Un atelier de formation réunissant 30 participants, élèves et enseignants issus des collèges et lycées des communes de Matam, Ogo et Ourossogui, s’est ouvert mercredi. Cette initiative vise à sensibiliser sur les violences basées sur le genre (VBG), la prévention des grossesses précoces et la promotion de l’estime de soi.
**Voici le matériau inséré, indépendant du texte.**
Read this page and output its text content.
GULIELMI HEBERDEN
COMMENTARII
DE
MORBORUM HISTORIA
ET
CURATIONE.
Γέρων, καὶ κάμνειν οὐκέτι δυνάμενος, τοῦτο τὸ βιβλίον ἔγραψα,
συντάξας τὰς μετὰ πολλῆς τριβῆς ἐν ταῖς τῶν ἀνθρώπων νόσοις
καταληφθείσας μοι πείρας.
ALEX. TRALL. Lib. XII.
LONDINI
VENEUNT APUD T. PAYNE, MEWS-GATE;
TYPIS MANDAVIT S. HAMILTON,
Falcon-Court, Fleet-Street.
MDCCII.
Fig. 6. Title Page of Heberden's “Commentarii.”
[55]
Abdoulaye Bâ, coordonnateur du Groupe d’études sur la population (GEP), a expliqué que cet atelier ambitionne de renforcer les compétences des participants en matière de plaidoyer et de prévention des VBG. Il cherche également à améliorer le pouvoir de négociation des jeunes filles pour leur maintien à l’école, tout en promouvant leur estime de soi.

Parmi les participants figurent des élèves animateurs désignés comme leaders (LEA) et des professeurs relais techniques (PRT), sélectionnés en raison de leur engagement dans les clubs d’éducation à la vie familiale (EVF) de leurs établissements.

Selon Mame Makhourédia Ndiaye, représentant de l’Inspection d’académie (IA) de Matam, cette formation permettra aux élèves de sensibiliser leurs camarades, favorisant ainsi une prise de conscience collective. « Ces bénéficiaires joueront un rôle clé en partageant leurs connaissances pour encourager la scolarisation et prévenir les abandons liés aux grossesses précoces », a-t-elle déclaré.

L’atelier, soutenu par l’Inspection d’académie et des acteurs locaux, rassemble des établissements comme le lycée de Ourossogui et les collèges d’enseignement moyen de Matam, Ourossogui 2, Danthiady et Thiambé.